Cizre ilçesinde bütün saldırılara rağmen 1992 Newrozu’nun ateşini yakan yurttaşlar, ‘Tüm gün ne yaptılarsa halkın iradesini kıramadılar. Polis saldırısında düşen arkadaşlarımızı, ayakta kalan arkadaşlarımız yerden kaldırıp kendisiyle götürüp mücadeleye devam ediyordu’ dedi
Newroz kutlamalarındaki “direniş” sembolü, daha çok 1990’lı yıllardaki Şırnak, Cizre ve Nusaybin’deki kutlamalarla anılmaya başlarken, ilk engellemeler ve katliamlar da bu kentlerde yaşandı. 1992 Cizre Newrozu için binlerce kişi farklı noktalarda toplanarak kutlamanın yapılacağı alana yürüdü. Birçok yerde engellenen yurttaşlara, helikopter ve zırhlı araçlardan ateş açıldı, ancak Newroz yakılan ateşle kutlandı. Saldırılarda resmi kayıtlara göre, 57 kişi katledildi, tanıkların anlatımlarına göre ise, bu sayı 100’ü aştı. Katliamlarla engellenmek istenen Newroz ateşi, tüm engel ve yasaklara karşı 30 yıldır Cizre’de yakılıyor.
Cizre’ye davet
Newroz, bu yıl da Cizre başta olmak üzere 29’u il 72 merkezde kutlanacak. Mezopotamya Ajansı’ndan (MA) Ömer Akın’a konuşan Cizre ilçesindeki 92 Newrozu’na katılan yurttaşlar, o dönem saldırılara karşı yaşanan direnişi anlatarak, herkesi 21 Mart’ta Cizre’de kutlanacak Newroz’a davet etti.

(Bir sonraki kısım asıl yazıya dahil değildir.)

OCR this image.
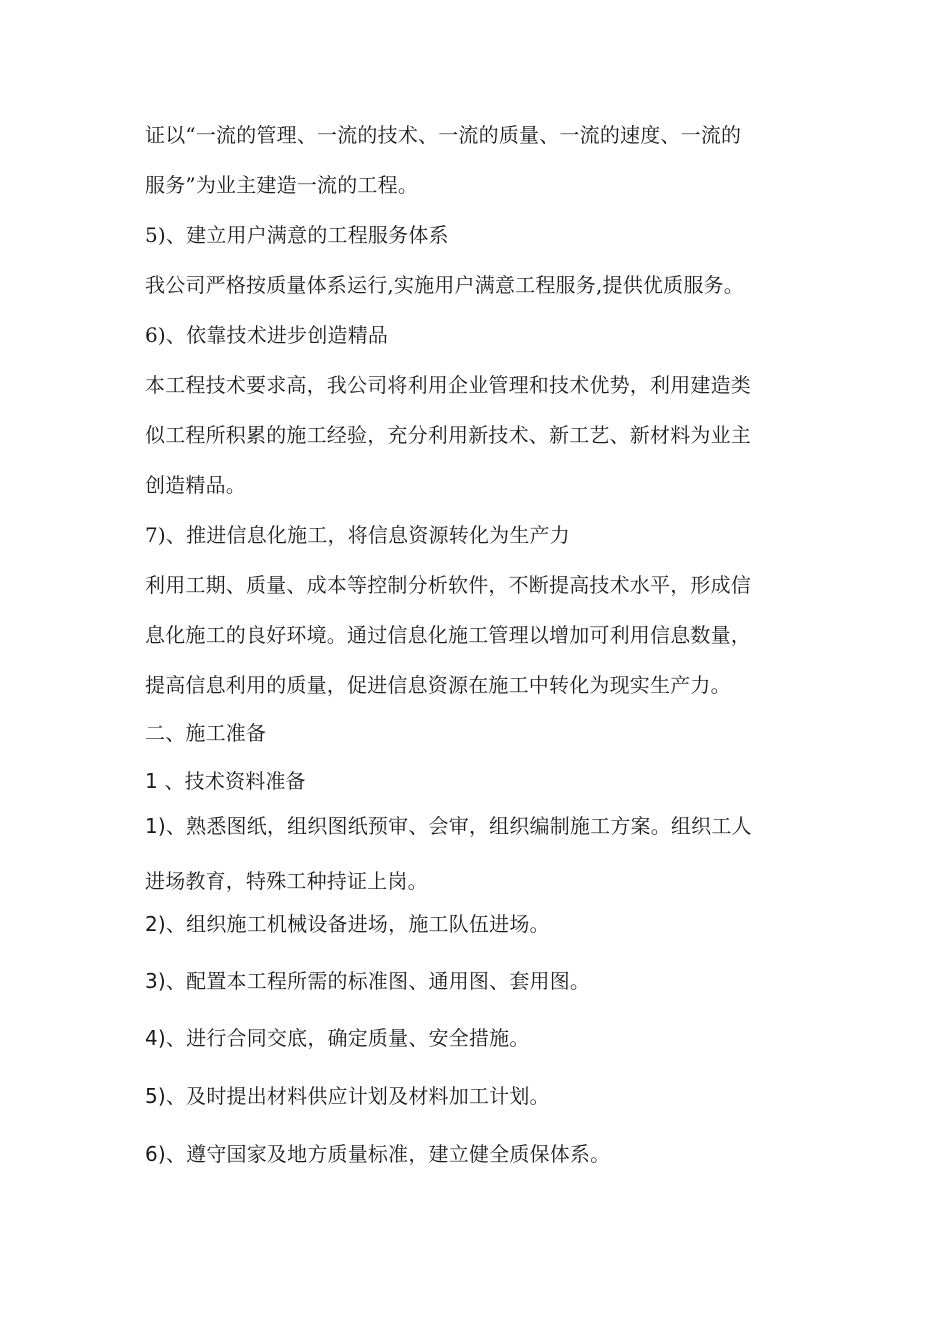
证以“一流的管理、一流的技术、一流的质量、一流的速度、一流的
服务”为业主建造一流的工程。
5)、建立用户满意的工程服务体系
我公司严格按质量体系运行,实施用户满意工程服务,提供优质服务。
6)、依靠技术进步创造精品
本工程技术要求高，我公司将利用企业管理和技术优势，利用建造类
似工程所积累的施工经验，充分利用新技术、新工艺、新材料为业主
创造精品。
7)、推进信息化施工，将信息资源转化为生产力
利用工期、质量、成本等控制分析软件，不断提高技术水平，形成信
息化施工的良好环境。通过信息化施工管理以增加可利用信息数量，
提高信息利用的质量，促进信息资源在施工中转化为现实生产力。
二、施工准备
1 、技术资料准备
1)、熟悉图纸，组织图纸预审、会审，组织编制施工方案。组织工人
进场教育，特殊工种持证上岗。
2)、组织施工机械设备进场，施工队伍进场。
3)、配置本工程所需的标准图、通用图、套用图。
4)、进行合同交底，确定质量、安全措施。
5)、及时提出材料供应计划及材料加工计划。
6)、遵守国家及地方质量标准，建立健全质保体系。
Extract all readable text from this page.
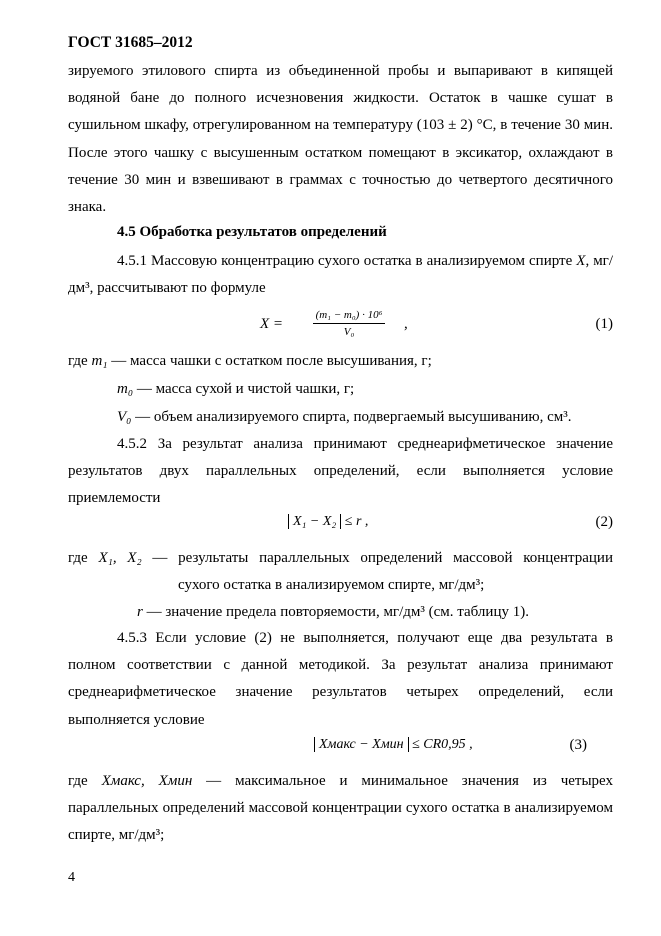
ГОСТ 31685–2012

зируемого этилового спирта из объединенной пробы и выпаривают в кипящей водяной бане до полного исчезновения жидкости. Остаток в чашке сушат в сушильном шкафу, отрегулированном на температуру (103 ± 2) °С, в течение 30 мин. После этого чашку с высушенным остатком помещают в эксикатор, охлаждают в течение 30 мин и взвешивают в граммах с точностью до четвертого десятичного знака.

4.5 Обработка результатов определений

4.5.1 Массовую концентрацию сухого остатка в анализируемом спирте X, мг/дм³, рассчитывают по формуле

$X = \frac{\text{(m₁ − m₀) · 10⁶}}{\text{V₀}}$ ,	(1)
где m₁ — масса чашки с остатком после высушивания, г;
m₀ — масса сухой и чистой чашки, г;
V₀ — объем анализируемого спирта, подвергаемый высушиванию, см³.

4.5.2 За результат анализа принимают среднеарифметическое значение результатов двух параллельных определений, если выполняется условие приемлемости

X₁ − X₂ ≤ r ,	(2)
где X₁, X₂ — результаты параллельных определений массовой концентрации
сухого остатка в анализируемом спирте, мг/дм³;
r — значение предела повторяемости, мг/дм³ (см. таблицу 1).

4.5.3 Если условие (2) не выполняется, получают еще два результата в полном соответствии с данной методикой. За результат анализа принимают среднеарифметическое значение результатов четырех определений, если выполняется условие

Xмакс − Xмин ≤ CR0,95 ,	(3)

где Xмакс, Xмин — максимальное и минимальное значения из четырех параллельных определений массовой концентрации сухого остатка в анализируемом спирте, мг/дм³;

4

Her Newroz’u heyecanla karşıladık
Cizre Newrozu tanıklarından 65 yaşındaki Osman Kartal, 12 yaşından beri Newrozu bulunduğu her yerde kutladığını ifade etti. Newroz’un kendileri için bayram olduğunu söyleyen Kartal, çocukluk yıllarında koçerlik yaptıkları sırada da Newrozu büyük bir coşkuyla kutladıklarını kaydetti. Kartal, her Newrozu ayrı bir sevinç ve heyecanla karşıladıklarını belirterek, 21 Mart günü koyun sağmanın “haram” olduğunu söyledi. Newroz günü sadece kuzuların süt emdiğini dile getiren Kartal, o dönemlerde bunun bir gelenek haline geldiğini aktardı.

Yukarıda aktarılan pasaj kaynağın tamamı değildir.